TARP Reform and Accountability Act of 2009
Washington, DC, July 23, 2013
Mr. CAMPBELL. Mr. Chairman, I would like to have a colloquy with the chairman of the committee.
Mr. Chairman, the Emergency Economic Stabilization Act was intended to apply to financial institutions, I believe, without regard to their form of ownership: public, private, mutual associations. Is that your understanding? Is that correct?
Mr. FRANK of Massachusetts. If the gentleman will yield, Mr. Chairman, he's absolutely correct. The form of ownership should have no relevance to the decision here.
Mr. CAMPBELL. But yet many mutual, bank, and insurance holding companies have been unable to even apply for TARP funds because of the Treasury's not coming out with a term sheet that would enable them to apply, even those that can issue nonpublic preferred stock. Would you agree that the Treasury should be encouraged to come out with those term sheets?

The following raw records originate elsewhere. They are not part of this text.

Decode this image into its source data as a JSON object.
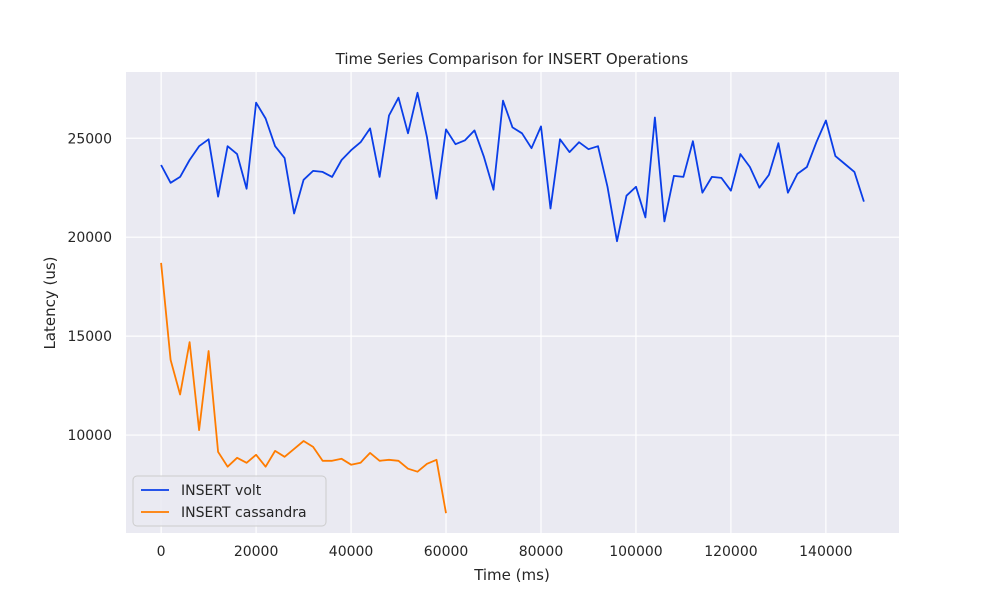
{
  "chart_data": {
    "type": "line",
    "title": "Time Series Comparison for INSERT Operations",
    "xlabel": "Time (ms)",
    "ylabel": "Latency (us)",
    "xlim": [
      -7400,
      155400
    ],
    "ylim": [
      5050,
      28350
    ],
    "x_ticks": [
      0,
      20000,
      40000,
      60000,
      80000,
      100000,
      120000,
      140000
    ],
    "y_ticks": [
      10000,
      15000,
      20000,
      25000
    ],
    "grid": true,
    "legend_position": "lower-left",
    "background": "#eaeaf2",
    "series": [
      {
        "name": "INSERT volt",
        "color": "#0a3ee8",
        "x": [
          0,
          2000,
          4000,
          6000,
          8000,
          10000,
          12000,
          14000,
          16000,
          18000,
          20000,
          22000,
          24000,
          26000,
          28000,
          30000,
          32000,
          34000,
          36000,
          38000,
          40000,
          42000,
          44000,
          46000,
          48000,
          50000,
          52000,
          54000,
          56000,
          58000,
          60000,
          62000,
          64000,
          66000,
          68000,
          70000,
          72000,
          74000,
          76000,
          78000,
          80000,
          82000,
          84000,
          86000,
          88000,
          90000,
          92000,
          94000,
          96000,
          98000,
          100000,
          102000,
          104000,
          106000,
          108000,
          110000,
          112000,
          114000,
          116000,
          118000,
          120000,
          122000,
          124000,
          126000,
          128000,
          130000,
          132000,
          134000,
          136000,
          138000,
          140000,
          142000,
          144000,
          146000,
          148000
        ],
        "y": [
          23650,
          22750,
          23050,
          23900,
          24600,
          24950,
          22050,
          24600,
          24200,
          22450,
          26800,
          26000,
          24600,
          24000,
          21200,
          22900,
          23350,
          23300,
          23050,
          23900,
          24400,
          24800,
          25500,
          23050,
          26150,
          27050,
          25250,
          27300,
          25050,
          21950,
          25450,
          24700,
          24900,
          25400,
          24050,
          22400,
          26900,
          25550,
          25250,
          24500,
          25600,
          21450,
          24950,
          24300,
          24800,
          24450,
          24600,
          22550,
          19800,
          22100,
          22550,
          21000,
          26050,
          20800,
          23100,
          23050,
          24850,
          22250,
          23050,
          23000,
          22350,
          24200,
          23550,
          22500,
          23150,
          24750,
          22250,
          23200,
          23550,
          24800,
          25900,
          24100,
          23700,
          23300,
          21800
        ]
      },
      {
        "name": "INSERT cassandra",
        "color": "#ff7c00",
        "x": [
          0,
          2000,
          4000,
          6000,
          8000,
          10000,
          12000,
          14000,
          16000,
          18000,
          20000,
          22000,
          24000,
          26000,
          28000,
          30000,
          32000,
          34000,
          36000,
          38000,
          40000,
          42000,
          44000,
          46000,
          48000,
          50000,
          52000,
          54000,
          56000,
          58000,
          60000
        ],
        "y": [
          18700,
          13800,
          12050,
          14700,
          10250,
          14250,
          9150,
          8400,
          8850,
          8600,
          9000,
          8400,
          9200,
          8900,
          9300,
          9700,
          9400,
          8700,
          8700,
          8800,
          8500,
          8600,
          9100,
          8700,
          8750,
          8700,
          8300,
          8150,
          8550,
          8750,
          6050
        ]
      }
    ]
  }
}
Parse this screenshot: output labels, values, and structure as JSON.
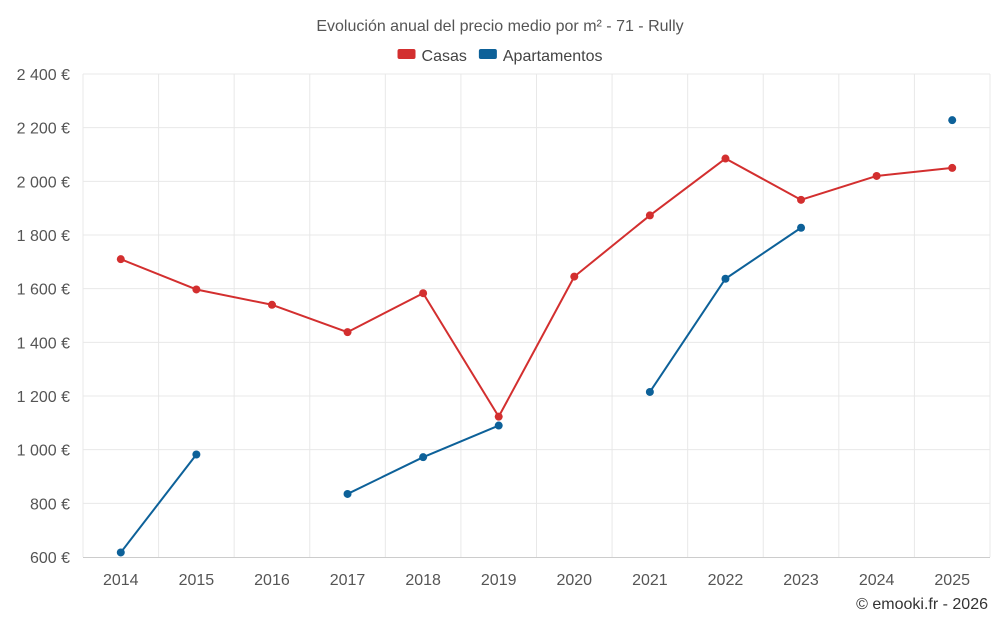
{
  "chart_data": {
    "type": "line",
    "title": "Evolución anual del precio medio por m² - 71 - Rully",
    "xlabel": "",
    "ylabel": "",
    "categories": [
      "2014",
      "2015",
      "2016",
      "2017",
      "2018",
      "2019",
      "2020",
      "2021",
      "2022",
      "2023",
      "2024",
      "2025"
    ],
    "ylim": [
      600,
      2400
    ],
    "yticks": [
      600,
      800,
      1000,
      1200,
      1400,
      1600,
      1800,
      2000,
      2200,
      2400
    ],
    "ytick_labels": [
      "600 €",
      "800 €",
      "1 000 €",
      "1 200 €",
      "1 400 €",
      "1 600 €",
      "1 800 €",
      "2 000 €",
      "2 200 €",
      "2 400 €"
    ],
    "grid": true,
    "legend_position": "top-center",
    "series": [
      {
        "name": "Casas",
        "color": "#d32f2f",
        "values": [
          1710,
          1597,
          1540,
          1438,
          1583,
          1123,
          1645,
          1873,
          2085,
          1931,
          2020,
          2050
        ]
      },
      {
        "name": "Apartamentos",
        "color": "#0d6199",
        "values": [
          617,
          982,
          null,
          835,
          972,
          1090,
          null,
          1215,
          1637,
          1827,
          null,
          2228
        ]
      }
    ]
  },
  "credit": "© emooki.fr - 2026"
}
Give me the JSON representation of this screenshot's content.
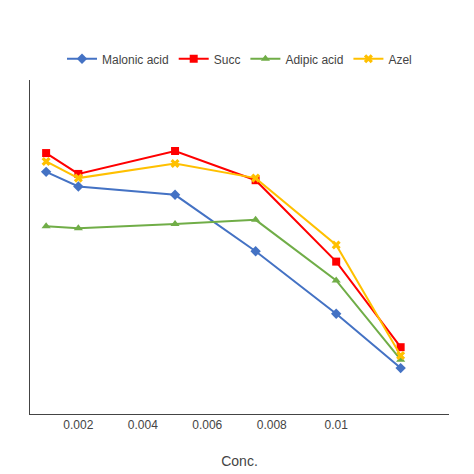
{
  "chart_data": {
    "type": "line",
    "x_label": "Conc.",
    "x": [
      0.001,
      0.002,
      0.005,
      0.0075,
      0.01,
      0.012
    ],
    "series": [
      {
        "name": "Malonic acid",
        "color": "#4472C4",
        "marker": "diamond",
        "values": [
          78.0,
          74.5,
          72.5,
          59.0,
          44.0,
          31.0
        ]
      },
      {
        "name": "Succ",
        "color": "#FF0000",
        "marker": "square",
        "values": [
          82.5,
          77.5,
          83.0,
          76.0,
          56.5,
          36.0
        ]
      },
      {
        "name": "Adipic acid",
        "color": "#70AD47",
        "marker": "triangle",
        "values": [
          65.0,
          64.5,
          65.5,
          66.5,
          52.0,
          33.0
        ]
      },
      {
        "name": "Azel",
        "color": "#FFC000",
        "marker": "x",
        "values": [
          80.5,
          76.5,
          80.0,
          76.5,
          60.5,
          34.0
        ]
      }
    ],
    "xlim": [
      0.0005,
      0.0135
    ],
    "xticks": [
      0.002,
      0.004,
      0.006,
      0.008,
      0.01
    ],
    "ylim": [
      20,
      100
    ],
    "tick_labels": "x",
    "grid": false,
    "legend": "top"
  }
}
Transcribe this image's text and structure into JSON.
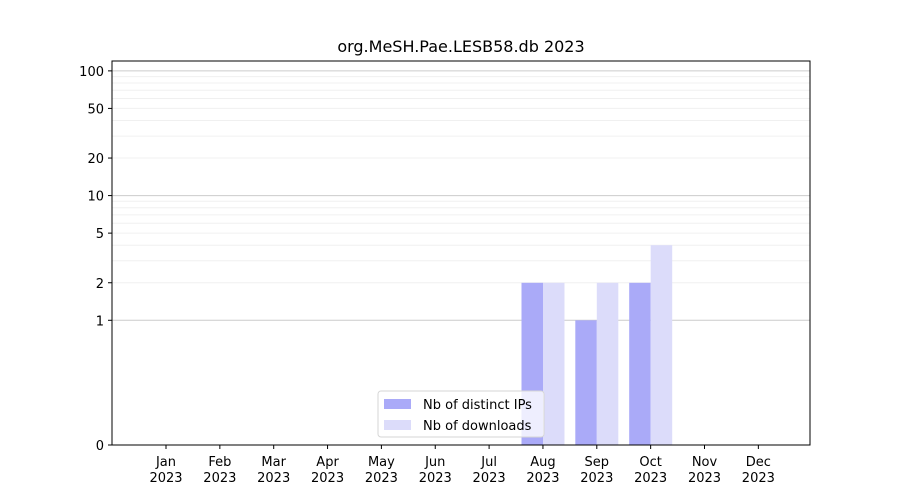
{
  "chart_data": {
    "type": "bar",
    "title": "org.MeSH.Pae.LESB58.db 2023",
    "xlabel": "",
    "ylabel": "",
    "y_scale": "symlog",
    "ylim": [
      0,
      120
    ],
    "y_ticks": [
      0,
      1,
      2,
      5,
      10,
      20,
      50,
      100
    ],
    "y_tick_labels": [
      "0",
      "1",
      "2",
      "5",
      "10",
      "20",
      "50",
      "100"
    ],
    "categories": [
      "Jan\n2023",
      "Feb\n2023",
      "Mar\n2023",
      "Apr\n2023",
      "May\n2023",
      "Jun\n2023",
      "Jul\n2023",
      "Aug\n2023",
      "Sep\n2023",
      "Oct\n2023",
      "Nov\n2023",
      "Dec\n2023"
    ],
    "series": [
      {
        "name": "Nb of distinct IPs",
        "color": "#aaaaf8",
        "values": [
          0,
          0,
          0,
          0,
          0,
          0,
          0,
          2,
          1,
          2,
          0,
          0
        ]
      },
      {
        "name": "Nb of downloads",
        "color": "#dcdcfa",
        "values": [
          0,
          0,
          0,
          0,
          0,
          0,
          0,
          2,
          2,
          4,
          0,
          0
        ]
      }
    ],
    "grid": true,
    "legend_position": "bottom-center"
  }
}
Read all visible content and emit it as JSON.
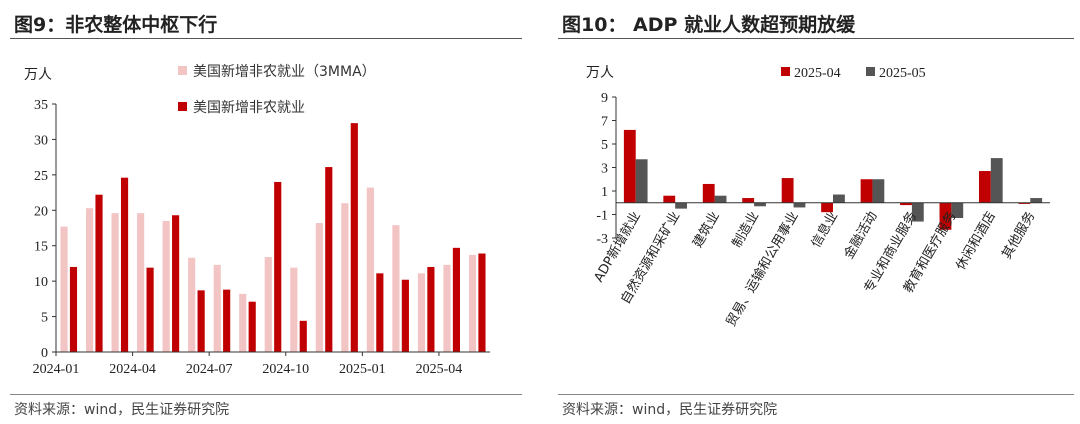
{
  "colors": {
    "light": "#f2c4c4",
    "red": "#c00000",
    "gray": "#555555"
  },
  "left": {
    "title": "图9：非农整体中枢下行",
    "source": "资料来源：wind，民生证券研究院",
    "chart_data": {
      "type": "bar",
      "unit_label": "万人",
      "categories": [
        "2024-01",
        "2024-02",
        "2024-03",
        "2024-04",
        "2024-05",
        "2024-06",
        "2024-07",
        "2024-08",
        "2024-09",
        "2024-10",
        "2024-11",
        "2024-12",
        "2025-01",
        "2025-02",
        "2025-03",
        "2025-04",
        "2025-05"
      ],
      "tick_labels": [
        "2024-01",
        "2024-04",
        "2024-07",
        "2024-10",
        "2025-01",
        "2025-04"
      ],
      "series": [
        {
          "name": "美国新增非农就业（3MMA）",
          "color": "#f2c4c4",
          "values": [
            17.7,
            20.3,
            19.6,
            19.6,
            18.5,
            13.3,
            12.3,
            8.2,
            13.4,
            11.9,
            18.2,
            21.0,
            23.2,
            17.9,
            11.1,
            12.3,
            13.7
          ]
        },
        {
          "name": "美国新增非农就业",
          "color": "#c00000",
          "values": [
            12.0,
            22.2,
            24.6,
            11.9,
            19.3,
            8.7,
            8.8,
            7.1,
            24.0,
            4.4,
            26.1,
            32.3,
            11.1,
            10.2,
            12.0,
            14.7,
            13.9
          ]
        }
      ],
      "ylim": [
        0,
        35
      ],
      "yticks": [
        0,
        5,
        10,
        15,
        20,
        25,
        30,
        35
      ]
    }
  },
  "right": {
    "title": "图10：  ADP 就业人数超预期放缓",
    "source": "资料来源：wind，民生证券研究院",
    "chart_data": {
      "type": "bar",
      "unit_label": "万人",
      "categories": [
        "ADP新增就业",
        "自然资源和采矿业",
        "建筑业",
        "制造业",
        "贸易、运输和公用事业",
        "信息业",
        "金融活动",
        "专业和商业服务",
        "教育和医疗服务",
        "休闲和酒店",
        "其他服务"
      ],
      "series": [
        {
          "name": "2025-04",
          "color": "#c00000",
          "values": [
            6.2,
            0.6,
            1.6,
            0.4,
            2.1,
            -0.8,
            2.0,
            -0.2,
            -2.3,
            2.7,
            -0.1
          ]
        },
        {
          "name": "2025-05",
          "color": "#555555",
          "values": [
            3.7,
            -0.5,
            0.6,
            -0.3,
            -0.4,
            0.7,
            2.0,
            -1.6,
            -1.3,
            3.8,
            0.4
          ]
        }
      ],
      "ylim": [
        -3,
        9
      ],
      "yticks": [
        9,
        7,
        5,
        3,
        1,
        -1,
        -3
      ]
    }
  }
}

Mr. FRANK of Massachusetts. If the gentleman would yield, he understates my view when he says they should be encouraged. I believe I will be glad to join with him in insisting that they do that. And, frankly, we don't want any form to be disfavored and certainly not the mutual form, which has a great deal in terms of our history to commend it. So the gentleman is absolutely right, and I think on this one we can be pretty certain that, particularly if the House gives the kind of endorsement to it that I suspect that it will, we'll be able to accomplish that.
Mr. CAMPBELL. Thank you, Mr. Chairman.
On one other point, there are people who say that a financial collapse didn't happen, and, in fact, it didn't. You don't get credit for bad things that don't happen. I would argue that the financial collapse was imminent were it not for this bill and also for the extraordinary monetary actions of the Fed. But as we go forward with the additional $350 billion, I would think that we should be leveraging. My concern is not that it's too much, that it's too little, and leveraging private funds by----
Mr. FRANK of Massachusetts. If the gentleman would yield, that's right. And I would say some of my colleagues understandably wanted to put very severe restrictions on the recipient institutions, and we put restrictions on them. But we don't want to be so restrictive that we drive out private capital. This will only work if the public capital leverages and unlocks and reassures private capital.
Mr. CAMPBELL. Thank you, Mr. Chairman. We'll get a lot more benefit for this if it's more like matching funds and we encourage private capital to go in and the public capital comes with it.